Prof Andrew Biankin: Regius Professor of Surgery, University of Glasgow; Director of the Wolfson Wohl Cancer Research Centre; Chief Investigator of the Precision-Panc Platform.
Prof David Brindley: Professor of Biochemistry, University of Alberta; Fellow of the Royal Society of Canada.
Prof Rachel Chambers: Professor of Respiratory Cell and Molecular Biology and Director of the Centre for Inflammation and Tissue Repair (CITR), Division of Medicine, UCL.
Dr David Parkinson: ESSA President, CEO and Board Director; Director on the Boards of CTI Biopharma and Angiocrine Biosciences.
Prof Owen Sansom: Director, Cancer Research UK Beatson Institute, Glasgow; Science Director, Cancer Research UK Scotland Centre and Director, MRC national mouse genetic network.
IOA-289 is the first autotaxin (ATX) inhibitor in clinical development for cancer. It is an oral small molecule inhibitor with novel binding chemistry and a safe clinical profile. We have shown that inhibiting ATX with IOA-289 directly prevents the proliferation of cancer cells. Furthermore, IOA-289 interrupts resistance to cancer therapy by reducing fibrotic scar tissue, unveiling the tumor and enabling the immune system to recruit infiltrating lymphocytes into the tumor. Thanks to this multi-pronged mode of attack, IOA-289 reduced tumor burden in mouse pancreatic cancer models. A clinical trial testing IOA-289 in combination with gemcitabine/nab-paclitaxel in first-line metastatic pancreatic cancer patients will start imminently.
Pancreatic cancer (PDAC): Pancreatic ductal adenocarcinoma (PDAC) is the most common form of pancreatic cancer accounting for approximately 90% of cases. PDAC has a poor prognosis, with less than 5% of patients surviving beyond five years after diagnosis. There are over 50,000 diagnoses of pancreatic cancer each year in the United States and over 65,000 in the EU5.

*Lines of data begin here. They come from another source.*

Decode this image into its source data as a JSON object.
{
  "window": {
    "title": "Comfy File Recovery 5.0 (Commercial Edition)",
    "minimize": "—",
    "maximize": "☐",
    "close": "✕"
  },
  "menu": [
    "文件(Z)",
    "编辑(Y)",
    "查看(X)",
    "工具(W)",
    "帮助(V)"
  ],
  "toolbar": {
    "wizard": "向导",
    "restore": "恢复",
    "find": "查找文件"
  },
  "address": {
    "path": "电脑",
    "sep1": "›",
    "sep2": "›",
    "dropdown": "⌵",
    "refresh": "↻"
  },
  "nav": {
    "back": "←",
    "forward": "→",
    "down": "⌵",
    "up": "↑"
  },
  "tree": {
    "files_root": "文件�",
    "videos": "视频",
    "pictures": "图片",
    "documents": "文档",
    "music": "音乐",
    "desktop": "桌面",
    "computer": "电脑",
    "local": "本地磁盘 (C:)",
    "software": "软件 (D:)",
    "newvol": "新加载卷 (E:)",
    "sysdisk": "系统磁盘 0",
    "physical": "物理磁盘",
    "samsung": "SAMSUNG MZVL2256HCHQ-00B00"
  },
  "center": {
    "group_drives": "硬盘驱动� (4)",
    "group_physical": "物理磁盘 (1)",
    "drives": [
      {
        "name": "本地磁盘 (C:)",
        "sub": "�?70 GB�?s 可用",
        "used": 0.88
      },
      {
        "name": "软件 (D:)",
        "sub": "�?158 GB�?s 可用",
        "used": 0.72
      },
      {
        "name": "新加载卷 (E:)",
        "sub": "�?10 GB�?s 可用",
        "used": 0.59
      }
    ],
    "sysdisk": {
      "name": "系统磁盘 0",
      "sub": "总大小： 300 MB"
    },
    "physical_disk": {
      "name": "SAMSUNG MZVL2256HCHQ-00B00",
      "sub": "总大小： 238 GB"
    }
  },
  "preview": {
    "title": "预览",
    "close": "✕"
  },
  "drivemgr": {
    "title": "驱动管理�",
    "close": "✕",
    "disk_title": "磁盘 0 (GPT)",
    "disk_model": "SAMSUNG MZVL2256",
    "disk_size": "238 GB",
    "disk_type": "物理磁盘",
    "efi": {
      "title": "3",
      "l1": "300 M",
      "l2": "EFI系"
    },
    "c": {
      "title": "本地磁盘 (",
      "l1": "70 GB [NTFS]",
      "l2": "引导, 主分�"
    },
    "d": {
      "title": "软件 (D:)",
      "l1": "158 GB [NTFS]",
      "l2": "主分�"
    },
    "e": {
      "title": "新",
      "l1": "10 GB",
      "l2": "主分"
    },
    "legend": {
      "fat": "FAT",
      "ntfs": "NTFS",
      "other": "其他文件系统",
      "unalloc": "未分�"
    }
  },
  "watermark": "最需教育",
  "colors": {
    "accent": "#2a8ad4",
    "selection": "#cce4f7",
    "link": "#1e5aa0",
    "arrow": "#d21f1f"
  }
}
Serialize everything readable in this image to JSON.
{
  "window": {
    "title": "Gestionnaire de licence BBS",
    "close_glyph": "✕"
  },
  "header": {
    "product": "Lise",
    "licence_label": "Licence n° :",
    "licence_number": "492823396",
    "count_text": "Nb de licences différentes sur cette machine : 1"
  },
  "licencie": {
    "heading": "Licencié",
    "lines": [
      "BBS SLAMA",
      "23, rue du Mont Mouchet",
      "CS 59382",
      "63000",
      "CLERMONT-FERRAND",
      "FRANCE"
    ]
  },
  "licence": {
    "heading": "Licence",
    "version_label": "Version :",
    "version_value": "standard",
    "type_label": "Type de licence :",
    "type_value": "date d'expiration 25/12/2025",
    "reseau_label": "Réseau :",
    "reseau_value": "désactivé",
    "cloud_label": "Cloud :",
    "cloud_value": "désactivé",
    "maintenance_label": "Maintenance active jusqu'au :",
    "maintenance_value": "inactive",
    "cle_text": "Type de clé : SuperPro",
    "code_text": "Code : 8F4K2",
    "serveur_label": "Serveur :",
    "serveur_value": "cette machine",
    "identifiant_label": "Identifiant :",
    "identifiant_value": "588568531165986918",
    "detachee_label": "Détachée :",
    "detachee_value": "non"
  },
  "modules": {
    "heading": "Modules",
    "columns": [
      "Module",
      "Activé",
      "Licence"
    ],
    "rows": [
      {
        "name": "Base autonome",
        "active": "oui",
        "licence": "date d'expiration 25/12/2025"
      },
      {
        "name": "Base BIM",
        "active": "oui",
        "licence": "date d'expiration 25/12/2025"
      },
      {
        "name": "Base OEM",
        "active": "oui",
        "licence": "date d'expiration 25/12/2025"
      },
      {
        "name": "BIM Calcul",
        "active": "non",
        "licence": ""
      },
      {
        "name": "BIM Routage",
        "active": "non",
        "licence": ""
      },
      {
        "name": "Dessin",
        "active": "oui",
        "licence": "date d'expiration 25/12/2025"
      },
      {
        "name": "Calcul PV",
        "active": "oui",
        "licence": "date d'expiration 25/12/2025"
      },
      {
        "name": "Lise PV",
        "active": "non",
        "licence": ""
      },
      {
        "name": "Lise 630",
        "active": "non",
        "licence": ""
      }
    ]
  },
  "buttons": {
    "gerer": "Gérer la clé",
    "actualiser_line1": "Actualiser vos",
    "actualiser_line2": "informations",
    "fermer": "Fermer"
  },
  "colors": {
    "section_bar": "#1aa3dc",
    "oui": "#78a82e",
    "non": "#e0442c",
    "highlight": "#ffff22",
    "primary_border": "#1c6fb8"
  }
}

iOnctura SA is a clinical-stage biotech developing selective cancer therapies against targets that play critical roles in multiple tumor survival pathways such as cellular proliferation; escape from immune detection; and drug resistance. iOnctura’s pioneering approach to drug development is expected to offer significant clinical benefits over the traditional approach of targeting a single pathway alone. iOnctura has progressed two therapeutic candidates into mid-stage clinical development: IOA-244, a highly selective allosteric inhibitor of PI3Kδ to treat Treg-driven tumors; and IOA-289, a highly selective, non-competitive autotaxin (ATX) inhibitor to treat cancer associated fibroblast (CAF) driven tumors. iOnctura is backed by specialist institutional investors including M Ventures, Inkef Capital, VI Partners, Schroders Capital, and 3B Future Health Fund.